How the SA302 form can help you if you are self-employed

Self-employment is on the increase in the UK, according to the Office for National Statistics.

From the start of the economic downturn in 2008 up until the end of 2012 a total of 367,000 people became self-employed – 60% of them making the move between 2011 and 2012.

Many of those becoming self-employed are doing so in order to bring in extra income – people saving for their first house for example.

However, those applying for a mortgage must prove their income, causing many to worry about a lack of adequate financial records.

Normally, if you’re employed the situation is fairly straightforward – the lender will want to see evidence that you’re able to make the repayments, usually in the form of payslips and bank statements.

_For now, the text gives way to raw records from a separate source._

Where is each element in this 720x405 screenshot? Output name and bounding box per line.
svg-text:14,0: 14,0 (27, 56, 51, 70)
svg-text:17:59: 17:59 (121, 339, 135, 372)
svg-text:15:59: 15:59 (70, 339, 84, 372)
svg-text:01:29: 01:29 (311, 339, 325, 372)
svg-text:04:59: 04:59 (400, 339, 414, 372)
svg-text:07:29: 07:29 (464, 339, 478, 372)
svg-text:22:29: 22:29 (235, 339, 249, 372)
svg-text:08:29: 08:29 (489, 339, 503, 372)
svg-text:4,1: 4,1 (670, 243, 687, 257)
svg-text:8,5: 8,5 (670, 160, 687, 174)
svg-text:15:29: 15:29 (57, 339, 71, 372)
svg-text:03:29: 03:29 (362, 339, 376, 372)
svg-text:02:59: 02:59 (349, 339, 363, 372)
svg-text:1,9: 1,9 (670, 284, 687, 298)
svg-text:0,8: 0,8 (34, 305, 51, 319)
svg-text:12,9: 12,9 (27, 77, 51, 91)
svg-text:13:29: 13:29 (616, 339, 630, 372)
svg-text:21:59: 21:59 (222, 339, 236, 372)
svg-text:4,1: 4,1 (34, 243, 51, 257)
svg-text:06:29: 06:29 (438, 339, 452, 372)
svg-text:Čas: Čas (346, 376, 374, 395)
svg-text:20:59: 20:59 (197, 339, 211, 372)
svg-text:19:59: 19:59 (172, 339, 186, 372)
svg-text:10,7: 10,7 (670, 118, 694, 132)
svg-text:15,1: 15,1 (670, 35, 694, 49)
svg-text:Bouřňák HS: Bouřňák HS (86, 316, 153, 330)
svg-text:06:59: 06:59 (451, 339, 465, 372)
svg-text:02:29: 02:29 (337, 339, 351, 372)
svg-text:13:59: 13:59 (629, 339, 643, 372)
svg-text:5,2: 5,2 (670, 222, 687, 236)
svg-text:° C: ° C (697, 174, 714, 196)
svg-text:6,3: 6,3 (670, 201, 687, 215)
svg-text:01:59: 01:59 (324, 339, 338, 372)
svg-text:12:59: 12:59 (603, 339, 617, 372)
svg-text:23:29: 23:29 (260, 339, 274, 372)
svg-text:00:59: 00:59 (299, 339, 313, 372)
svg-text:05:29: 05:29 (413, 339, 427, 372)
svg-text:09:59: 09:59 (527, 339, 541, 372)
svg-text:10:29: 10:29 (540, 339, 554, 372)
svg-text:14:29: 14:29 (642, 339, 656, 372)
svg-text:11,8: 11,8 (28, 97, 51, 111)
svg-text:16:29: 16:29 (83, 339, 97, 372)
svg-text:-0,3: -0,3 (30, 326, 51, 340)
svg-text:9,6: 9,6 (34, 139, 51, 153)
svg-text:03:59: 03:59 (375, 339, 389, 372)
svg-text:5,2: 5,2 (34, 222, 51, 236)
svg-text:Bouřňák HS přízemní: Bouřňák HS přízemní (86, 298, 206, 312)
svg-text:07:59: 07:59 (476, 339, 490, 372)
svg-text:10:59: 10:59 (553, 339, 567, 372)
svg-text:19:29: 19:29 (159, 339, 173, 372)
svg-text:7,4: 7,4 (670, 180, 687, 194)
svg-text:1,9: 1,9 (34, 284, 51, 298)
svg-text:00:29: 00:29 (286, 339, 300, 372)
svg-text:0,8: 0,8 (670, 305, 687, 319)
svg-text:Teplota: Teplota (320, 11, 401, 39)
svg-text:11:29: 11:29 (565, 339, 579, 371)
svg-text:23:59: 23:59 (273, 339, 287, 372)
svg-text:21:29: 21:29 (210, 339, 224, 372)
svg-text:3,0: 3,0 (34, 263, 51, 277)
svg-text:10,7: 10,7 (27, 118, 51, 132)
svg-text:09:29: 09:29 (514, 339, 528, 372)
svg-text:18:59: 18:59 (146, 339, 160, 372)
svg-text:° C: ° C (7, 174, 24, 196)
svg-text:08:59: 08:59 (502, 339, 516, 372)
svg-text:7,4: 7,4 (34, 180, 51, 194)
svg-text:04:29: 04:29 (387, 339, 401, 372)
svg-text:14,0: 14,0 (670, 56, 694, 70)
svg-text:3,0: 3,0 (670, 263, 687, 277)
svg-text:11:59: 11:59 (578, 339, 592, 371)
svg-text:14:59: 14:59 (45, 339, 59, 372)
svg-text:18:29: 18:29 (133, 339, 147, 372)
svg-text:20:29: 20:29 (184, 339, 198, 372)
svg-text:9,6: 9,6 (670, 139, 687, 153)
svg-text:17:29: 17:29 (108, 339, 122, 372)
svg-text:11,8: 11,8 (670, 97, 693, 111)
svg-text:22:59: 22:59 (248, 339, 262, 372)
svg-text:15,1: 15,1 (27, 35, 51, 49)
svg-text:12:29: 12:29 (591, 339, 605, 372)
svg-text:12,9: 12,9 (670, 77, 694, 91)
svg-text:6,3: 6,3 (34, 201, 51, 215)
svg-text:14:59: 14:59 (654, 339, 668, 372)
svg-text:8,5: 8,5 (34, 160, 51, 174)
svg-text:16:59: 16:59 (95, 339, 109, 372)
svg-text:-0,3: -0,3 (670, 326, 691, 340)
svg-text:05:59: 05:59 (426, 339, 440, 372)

If you’re self-employed, a lender will normally ask you to provide a business account going back two years – along with a copy of your SA302 form. Which begs the following question…

What is an SA302 form?

Once you have submitted your accounts for the year, HMRC will respond by sending you an SA302 form.

This states how much tax you owe or have overpaid by – effectively a calculation from HMRC showing your total income.

It’s also an accurate way to ensure that the income declared on a mortgage application is correct.

If you are self-employed or a small business owner, your best bet is to order a copy of the form right at the start of your mortgage application. You can do this by contacting HMRC.

Applying for the SA302 form

Your accountant may have this on file already or can request one on your behalf. If you don’t have a copy then you’ll have to order one from HMRC.

You can do this by calling HMRC on 0845 900 0444 and requesting for the form to be posted.

Make sure you’ve ticked everything off on the following checklist – don’t wait all that time on hold listening to music only to be told you don’t have the right information to hand.

You’ll need:

  • Full name and address of the person applying for an SA302 form
  • Date of birth
  • 10 digit individual tax code
  • National Insurance number

Remember as well that HMRC are notorious for taking their time so don’t give them a reason to dawdle.

Get everything you’ll need for the application. That means getting the figures right so check with your lender if you’re unsure.

It’s also worth getting a reference for the application so if you feel the process is taking too long you can chase it up with HMRC. Don’t relent either – get the operator’s direct line if you can.

One last thing to remember: if you’re self-employed you may have National Insurance contributions on the calculation.

Can’t wait that long?

chartered accountant’s letter confirming your income may be accepted as an alternative – but letters from other qualified accountants may not.

Please speak to your lender to see what they require and make sure your accountant is chartered (a member of the ICAEW).